Ora possiamo tornare all'introduzione e vedere che il kaos non è nei personaggi ma nell'autore; infatti Van Vogt inizia con questo concentrato di ottimismo e confusione: «In questo romanzo ho assunto per ovvio che l'intima natura della razza umana, in particolare del maschio umano, così come è stata osservata fin dai tempi antichi, non si modifica né diventa migliore. Perciò non mi sono chiesto: quanta perfezione possiamo aspettarci dagli esseri umani, in futuro? Bensì: con quali tecniche sarebbe possibile instaurare – con tanti esseri umani, fra noi, che si comportano male – un regime anarchico stabile? Pensate: nessun governo. Nessuna polizia. Negozi non sorvegliati. E come sarebbe possibile far funzionare queste tecniche automaticamente?».
Chiuso Colosso anarchico (che in cuor mio ho ribattezzato, alla Izzo, “casino totale”) ho ripreso in mano I reietti dell'altro pianeta – quasi coevo, è del 1974 – di Ursula Le Guin. Manca la parola anarchia nel titolo italiano come in quello originale (che era Dispossessed. An ambiguous utopia) eppure l'autrice fa i conti sul serio, e in profondità, con le idee libertarie alla luce di una possibile vittoria (parziale) e di una sua successiva stasi/regressione (per ragioni sia oggettive che soggettive).
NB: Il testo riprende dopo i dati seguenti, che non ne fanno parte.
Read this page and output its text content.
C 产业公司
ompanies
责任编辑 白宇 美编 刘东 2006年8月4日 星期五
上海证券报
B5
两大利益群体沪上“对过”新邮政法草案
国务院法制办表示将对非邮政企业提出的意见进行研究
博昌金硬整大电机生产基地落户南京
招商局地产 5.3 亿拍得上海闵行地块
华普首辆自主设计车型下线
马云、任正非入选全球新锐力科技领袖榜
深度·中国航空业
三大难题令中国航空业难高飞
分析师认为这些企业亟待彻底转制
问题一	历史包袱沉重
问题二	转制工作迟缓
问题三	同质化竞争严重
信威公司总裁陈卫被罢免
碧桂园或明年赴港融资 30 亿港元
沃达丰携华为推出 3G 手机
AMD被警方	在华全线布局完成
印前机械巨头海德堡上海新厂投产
Do per scontato che anche i giovani anarchici conoscano I reietti dell'altro pianeta e che il nome Anarres – dato a gruppi, riviste, trasmissioni radio – sia condivisione della faticosa consapevolezza che “zia“ Ursula racconta in quel libro. Ma forse sbaglio e anche su “A” sarebbe opportuno ritornare sullo scontro fra Urras (capitalismo e socialismo versione stalin-formicaio) e Anarres (i libertari che si ispirano a Odo) come sulle contraddizioni interne a un'organizzazione sociale dove proprietà, governo e autorità non sono la trinità, anzi. Anche dopo una rivoluzione quel che ci sbarra la strada è «la paura di essere liberi»?